Caratteri cinesi – Ambiente e sviluppo

In by Simone

Come tenere insieme le ragioni dell’economia e quelle della natura (e della salute)? Per l’economista Ye Tan la risposta sta in un sistema di incentivi per le imprese "virtuose" basato su meccanismi di mercato. E poi, bisogna rivedere il Pil. Un problema quanto mai attuale, dopo l’ondata di smog che ha afflitto le città cinesi

Un ambiente non inquinato e lo sviluppo sono ai due estremi di una bilancia; per lungo tempo si è pensato che non si potessero realizzare contemporaneamente. Gli errori del passato devono però essere riveduti e corretti. Grazie alla creazione di un sistema economico di mercato è possibile realizzare uno sviluppo verde.

Sembra appropriato paragonare la Cina attuale all’Inghilterra di Engels del XVIII secolo.
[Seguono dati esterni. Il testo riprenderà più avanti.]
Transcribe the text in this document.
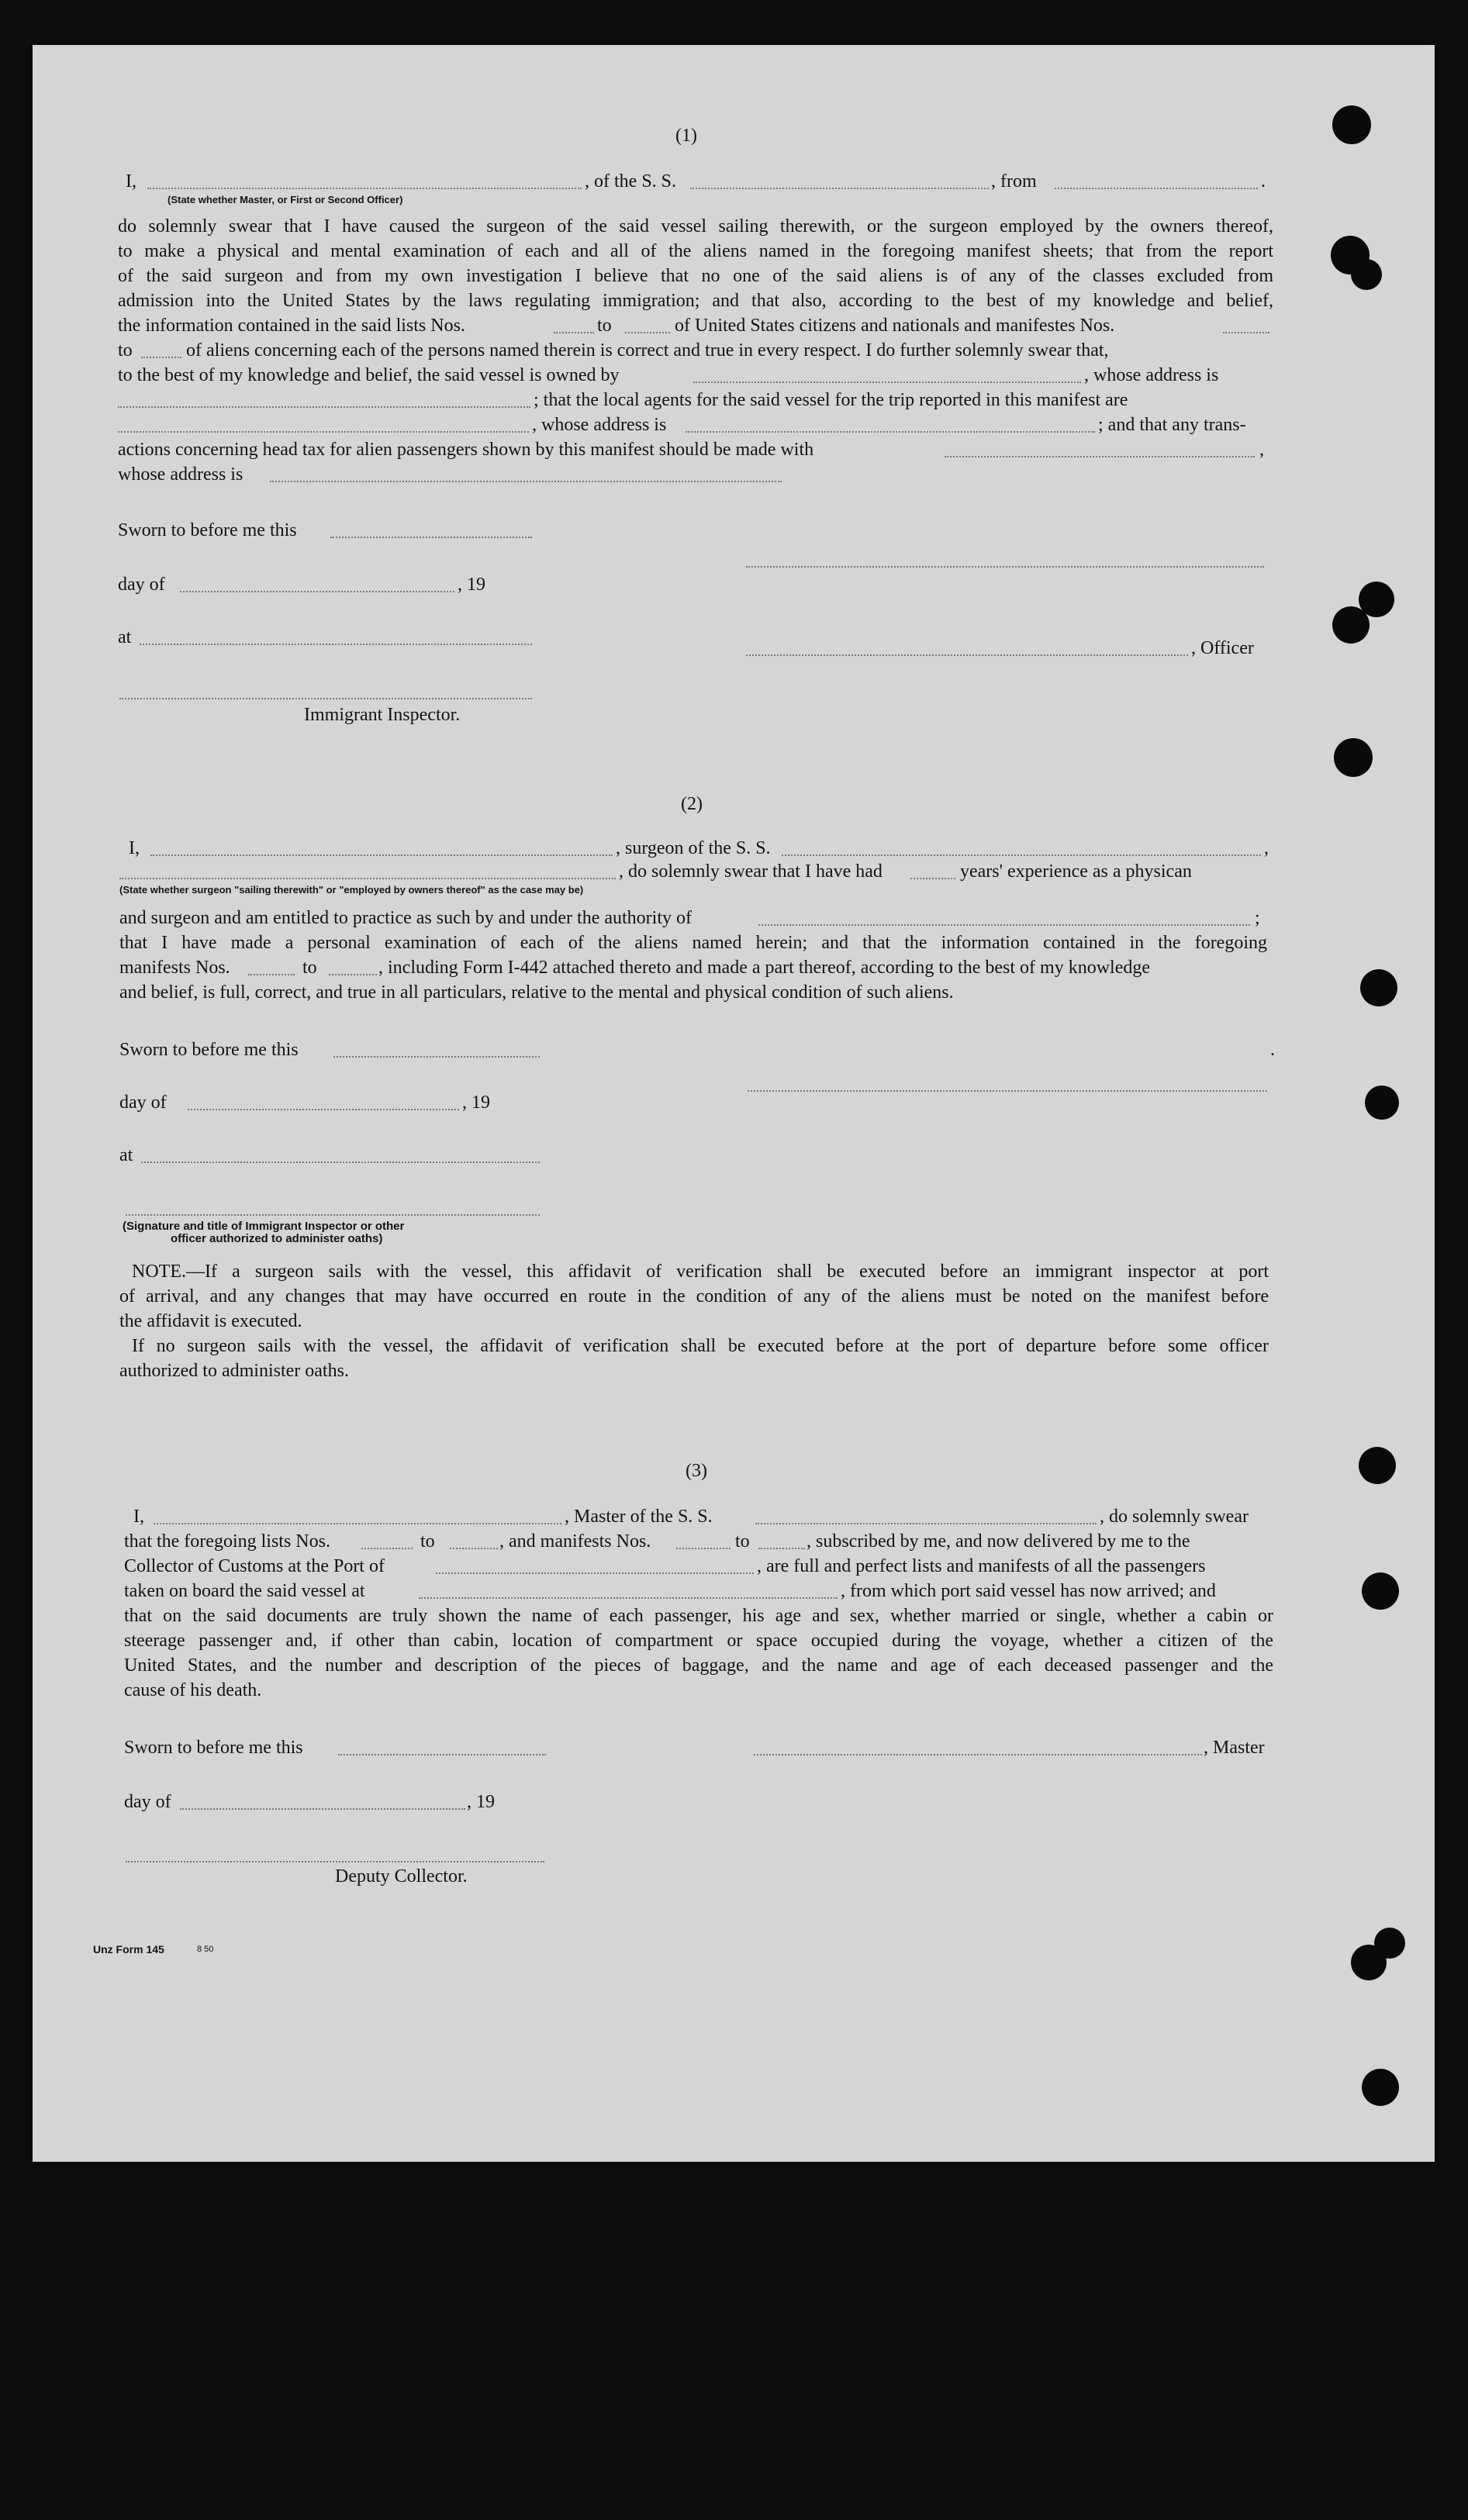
(1)
I,	, of the S. S.	, from	.
(State whether Master, or First or Second Officer)
do solemnly swear that I have caused the surgeon of the said vessel sailing therewith, or the surgeon employed by the owners thereof,
to make a physical and mental examination of each and all of the aliens named in the foregoing manifest sheets; that from the report
of the said surgeon and from my own investigation I believe that no one of the said aliens is of any of the classes excluded from
admission into the United States by the laws regulating immigration; and that also, according to the best of my knowledge and belief,
the information contained in the said lists Nos.	to	of United States citizens and nationals and manifestes Nos.
to	of aliens concerning each of the persons named therein is correct and true in every respect. I do further solemnly swear that,
to the best of my knowledge and belief, the said vessel is owned by	, whose address is
; that the local agents for the said vessel for the trip reported in this manifest are
, whose address is	; and that any trans-
actions concerning head tax for alien passengers shown by this manifest should be made with	,
whose address is
Sworn to before me this
day of	, 19
at
, Officer
Immigrant Inspector.
(2)
I,	, surgeon of the S. S.	,
, do solemnly swear that I have had	years' experience as a physican
(State whether surgeon "sailing therewith" or "employed by owners thereof" as the case may be)
and surgeon and am entitled to practice as such by and under the authority of	;
that I have made a personal examination of each of the aliens named herein; and that the information contained in the foregoing
manifests Nos.	to	, including Form I-442 attached thereto and made a part thereof, according to the best of my knowledge
and belief, is full, correct, and true in all particulars, relative to the mental and physical condition of such aliens.
Sworn to before me this	.
day of	, 19
at
(Signature and title of Immigrant Inspector or other
officer authorized to administer oaths)
NOTE.—If a surgeon sails with the vessel, this affidavit of verification shall be executed before an immigrant inspector at port
of arrival, and any changes that may have occurred en route in the condition of any of the aliens must be noted on the manifest before
the affidavit is executed.
If no surgeon sails with the vessel, the affidavit of verification shall be executed before at the port of departure before some officer
authorized to administer oaths.
(3)
I,	, Master of the S. S.	, do solemnly swear
that the foregoing lists Nos.	to	, and manifests Nos.	to	, subscribed by me, and now delivered by me to the
Collector of Customs at the Port of	, are full and perfect lists and manifests of all the passengers
taken on board the said vessel at	, from which port said vessel has now arrived; and
that on the said documents are truly shown the name of each passenger, his age and sex, whether married or single, whether a cabin or
steerage passenger and, if other than cabin, location of compartment or space occupied during the voyage, whether a citizen of the
United States, and the number and description of the pieces of baggage, and the name and age of each deceased passenger and the
cause of his death.
Sworn to before me this	, Master
day of	, 19
Deputy Collector.
Unz Form 145	8 50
Le grandi città erano sature di fumo; gli strati sociali con redditi più bassi avevano perso la loro dignità; il lusso era diventato comune tra le classi più abbienti; la protezione ambientale sembrava un miraggio; in 200 anni le grandi calamità ambientali si sono estese da Londra e Parigi fino a Tokyo. Quanto esposto sopra è un tipico scenario dell’inizio dell’era delle fonti energetiche fossili.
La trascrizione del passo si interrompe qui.